Movimento Comunhão e Libertação (CL) – Sob os auspícios do padre João Seabra, irmão da pia ministra da Educação, Maria do Carmo Seabra, infestam Portugal 400 membros deste grupo fundamentalista, com 200 mil membros, que assola 64 países. Apesar dos seus objectivos declarados serem a «obediência, a castidade e a pobreza», uma das suas instituições «A Companhia da Obras» reúne cerca de 20 mil empresas.

A seita CL tem uma grande admiração pelo Opus Dei e, segundo a entrevista do padre João Seabra ao Expresso, que cito, gostaria que fossem mais parecidos com ele.

O mais popular militante desta obscura seita é o inefável Rocco Buttiglione, amigo do peito e da missa de JP2, recentemente expurgado da Comissão europeia por questões de assepsia.

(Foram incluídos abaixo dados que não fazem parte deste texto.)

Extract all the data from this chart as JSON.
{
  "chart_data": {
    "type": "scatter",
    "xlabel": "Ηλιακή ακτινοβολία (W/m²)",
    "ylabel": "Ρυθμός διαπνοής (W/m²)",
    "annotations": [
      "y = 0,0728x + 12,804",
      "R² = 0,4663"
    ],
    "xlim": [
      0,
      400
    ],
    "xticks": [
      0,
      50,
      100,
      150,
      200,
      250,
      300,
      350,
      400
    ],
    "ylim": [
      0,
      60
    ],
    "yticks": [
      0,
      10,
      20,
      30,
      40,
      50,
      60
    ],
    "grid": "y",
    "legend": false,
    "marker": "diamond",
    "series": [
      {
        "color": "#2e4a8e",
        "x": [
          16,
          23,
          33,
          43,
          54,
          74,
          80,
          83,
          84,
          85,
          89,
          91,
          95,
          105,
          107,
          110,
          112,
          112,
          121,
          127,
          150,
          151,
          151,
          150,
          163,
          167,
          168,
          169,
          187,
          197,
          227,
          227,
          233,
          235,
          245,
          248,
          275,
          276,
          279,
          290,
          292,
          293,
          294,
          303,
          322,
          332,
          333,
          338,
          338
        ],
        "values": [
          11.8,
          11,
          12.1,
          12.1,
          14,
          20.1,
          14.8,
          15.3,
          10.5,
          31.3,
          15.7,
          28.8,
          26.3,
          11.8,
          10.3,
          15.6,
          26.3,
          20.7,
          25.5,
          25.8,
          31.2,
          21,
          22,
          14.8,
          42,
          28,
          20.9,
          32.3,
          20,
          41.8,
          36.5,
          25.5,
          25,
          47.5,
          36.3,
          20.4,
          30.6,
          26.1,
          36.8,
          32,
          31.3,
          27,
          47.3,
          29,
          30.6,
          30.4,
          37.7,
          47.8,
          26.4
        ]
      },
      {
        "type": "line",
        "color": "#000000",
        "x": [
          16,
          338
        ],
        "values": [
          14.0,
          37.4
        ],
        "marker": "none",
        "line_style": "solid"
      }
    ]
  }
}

Radicais islâmicos em Portugal – Sob este título, o EXPRESSO dá conta da vigilância policial a que estão a ser submetidas doze mesquitas clandestinas suspeitas de pregarem o ódio aos valores democráticos e de servirem de base a piedosas redes terroristas que apenas desejam matar os inimigos da fé, para cumprirem a vontade de Alá.

Bíblia manuscrita – Terminou a maratona de proselitismo que começou com a participação do Sr. Presidente da República e terminou com o primeiro-ministro a escrever o último versículo. Consta que o editor do Kama Sutra vai tentar o mesmo golpe publicitário.